Sergio Ragalzi avrebbe dipinto un virus letteralmente “di latta”, fra la robustezza ad ispessimento del nero e l’incorruttibile sfilacciarsi del bianco. Quantomeno la cavalletta, avendo le zampe, ci potrà rappresentare la metamorfosi d’una fisarmonica, il cui mantice “si propagherà a saltelli”. I bozzoli a volte parranno “grondanti”, mediante una “tromba” all’afono “calcagno” di sé. Forse, nei dipinti di Sergio Ragalzi, il virus sarà percepibile mediante la “latta” del parassitismo, avendo una lucentezza che ispessisca paradossalmente per “anoressia”. Tutto il “grondare” dei bozzoli non riecheggerà mai come dal più suadente sassofono. La latta si percepirebbe offrendo alla materia inorganica almeno “il calcagno” d’un virus, attraverso una lucentezza “annidata” nel brullo per strozzamento. Sergio Ragalzi quasi esibisce una “brughiera” della maturazione. Il bozzolo si propagherebbe in via ispessita e strozzante, come per un “macchiante” malware. Ricordiamo pure la tonalità pesantemente argentea dello stagno. Qualcosa che Sergio Ragalzi avrebbe dipinto, nel parassitismo del virus macchiante con la carta.

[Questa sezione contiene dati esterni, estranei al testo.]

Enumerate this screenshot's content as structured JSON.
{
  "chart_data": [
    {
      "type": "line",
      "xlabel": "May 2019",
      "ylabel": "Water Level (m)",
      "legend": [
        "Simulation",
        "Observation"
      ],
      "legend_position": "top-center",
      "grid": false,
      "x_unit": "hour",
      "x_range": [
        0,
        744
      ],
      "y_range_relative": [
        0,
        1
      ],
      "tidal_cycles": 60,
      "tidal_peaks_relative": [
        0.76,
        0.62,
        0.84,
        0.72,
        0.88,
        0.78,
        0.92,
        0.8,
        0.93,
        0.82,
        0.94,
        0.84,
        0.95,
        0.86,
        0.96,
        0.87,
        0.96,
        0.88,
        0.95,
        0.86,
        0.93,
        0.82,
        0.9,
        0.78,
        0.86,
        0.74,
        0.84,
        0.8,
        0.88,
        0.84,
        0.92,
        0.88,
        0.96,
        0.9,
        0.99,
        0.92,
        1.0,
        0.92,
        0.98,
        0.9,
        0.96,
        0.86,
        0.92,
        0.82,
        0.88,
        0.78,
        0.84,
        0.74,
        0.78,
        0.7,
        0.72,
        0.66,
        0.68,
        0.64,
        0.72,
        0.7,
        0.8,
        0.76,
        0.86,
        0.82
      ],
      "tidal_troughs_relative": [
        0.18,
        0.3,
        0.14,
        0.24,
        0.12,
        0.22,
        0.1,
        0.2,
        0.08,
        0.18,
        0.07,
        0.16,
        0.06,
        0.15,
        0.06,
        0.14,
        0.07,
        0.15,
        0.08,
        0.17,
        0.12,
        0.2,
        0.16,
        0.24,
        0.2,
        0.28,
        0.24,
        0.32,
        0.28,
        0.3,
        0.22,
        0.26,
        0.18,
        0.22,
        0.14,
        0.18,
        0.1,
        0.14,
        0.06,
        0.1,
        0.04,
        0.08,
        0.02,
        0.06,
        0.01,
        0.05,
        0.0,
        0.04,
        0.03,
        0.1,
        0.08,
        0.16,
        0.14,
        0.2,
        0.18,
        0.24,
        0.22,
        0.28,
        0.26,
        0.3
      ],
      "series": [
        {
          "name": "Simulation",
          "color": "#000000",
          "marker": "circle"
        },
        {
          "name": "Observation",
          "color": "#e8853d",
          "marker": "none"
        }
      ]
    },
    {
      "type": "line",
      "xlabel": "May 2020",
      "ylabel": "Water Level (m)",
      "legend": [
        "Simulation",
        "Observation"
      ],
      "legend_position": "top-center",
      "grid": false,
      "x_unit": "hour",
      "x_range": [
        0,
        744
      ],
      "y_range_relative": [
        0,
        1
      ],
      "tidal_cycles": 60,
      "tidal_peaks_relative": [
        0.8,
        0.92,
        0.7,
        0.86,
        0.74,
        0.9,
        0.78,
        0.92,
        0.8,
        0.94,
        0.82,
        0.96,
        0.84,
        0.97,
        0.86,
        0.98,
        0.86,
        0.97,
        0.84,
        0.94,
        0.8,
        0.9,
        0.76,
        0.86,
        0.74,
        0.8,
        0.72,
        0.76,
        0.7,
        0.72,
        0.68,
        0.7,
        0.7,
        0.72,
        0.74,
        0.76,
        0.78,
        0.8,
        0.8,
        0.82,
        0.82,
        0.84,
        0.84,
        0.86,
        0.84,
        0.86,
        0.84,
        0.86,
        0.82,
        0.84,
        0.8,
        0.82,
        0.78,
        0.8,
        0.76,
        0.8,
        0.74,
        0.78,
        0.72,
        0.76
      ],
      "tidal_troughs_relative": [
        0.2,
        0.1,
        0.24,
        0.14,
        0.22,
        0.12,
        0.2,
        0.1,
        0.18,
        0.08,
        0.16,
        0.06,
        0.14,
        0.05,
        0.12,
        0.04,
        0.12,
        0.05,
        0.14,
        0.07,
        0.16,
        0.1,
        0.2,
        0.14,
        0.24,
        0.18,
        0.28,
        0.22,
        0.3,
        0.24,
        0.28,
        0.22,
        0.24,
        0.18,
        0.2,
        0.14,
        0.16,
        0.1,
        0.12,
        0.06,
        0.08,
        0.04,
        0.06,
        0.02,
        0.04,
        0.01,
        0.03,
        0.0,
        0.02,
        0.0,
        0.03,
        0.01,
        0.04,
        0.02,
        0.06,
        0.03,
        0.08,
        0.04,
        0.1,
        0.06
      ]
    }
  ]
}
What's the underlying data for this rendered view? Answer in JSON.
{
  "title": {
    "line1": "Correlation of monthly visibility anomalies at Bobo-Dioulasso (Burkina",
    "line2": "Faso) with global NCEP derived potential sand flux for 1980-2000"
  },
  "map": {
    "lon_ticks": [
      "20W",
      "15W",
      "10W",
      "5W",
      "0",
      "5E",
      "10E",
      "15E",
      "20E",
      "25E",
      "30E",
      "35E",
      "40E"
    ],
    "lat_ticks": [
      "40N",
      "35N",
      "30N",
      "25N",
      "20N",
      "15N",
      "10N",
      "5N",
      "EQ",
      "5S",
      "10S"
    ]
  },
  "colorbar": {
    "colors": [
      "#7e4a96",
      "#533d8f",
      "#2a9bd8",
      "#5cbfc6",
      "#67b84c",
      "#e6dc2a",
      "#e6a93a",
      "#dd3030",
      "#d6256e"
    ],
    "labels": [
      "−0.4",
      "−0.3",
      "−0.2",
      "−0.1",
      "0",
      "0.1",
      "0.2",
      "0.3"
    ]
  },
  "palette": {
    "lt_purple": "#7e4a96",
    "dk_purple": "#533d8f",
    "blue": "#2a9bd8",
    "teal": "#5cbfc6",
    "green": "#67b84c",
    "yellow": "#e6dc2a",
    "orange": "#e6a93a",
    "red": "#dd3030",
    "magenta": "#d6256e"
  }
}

Jules Renard ha scritto che la cavalletta è il “carabiniere” degli insetti. Continuamente, quella s’accanirebbe alle calcagna “d’invisibili bracconieri”, peraltro senza mai acchiapparli… Una cavalletta è fitofaga, ed al massimo può saltare. Sergio Ragalzi ha esibito “l’inquieto accanimento” del dripping sul quadro. Più in generale, ci pare che egli metta l’espressionismo astratto “alle calcagna” del figurativismo, anche tramite “l’anoressia strozzante” del virus. Le cavallette sono dannose per lo stesso “cuore” della pianta, al fiore. Jules Renard scrive che le loro mandibole secernono una schiuma nera, a “sugo di tabacco”. Torna così la percezione del bozzolo rischiosamente “virale”. Il “sugo” del tabacco sembra un “calcagno” per la nostra respirazione. Sergio Ragalzi ricorre proprio al nero, per dipingere le cavallette (colpevoli di trasformare l’orto in una brughiera). Qualcosa che abbia l’afonia d’un mantice allo splatter, anziché il “sugo saporito (suadente)” della campana per il sax.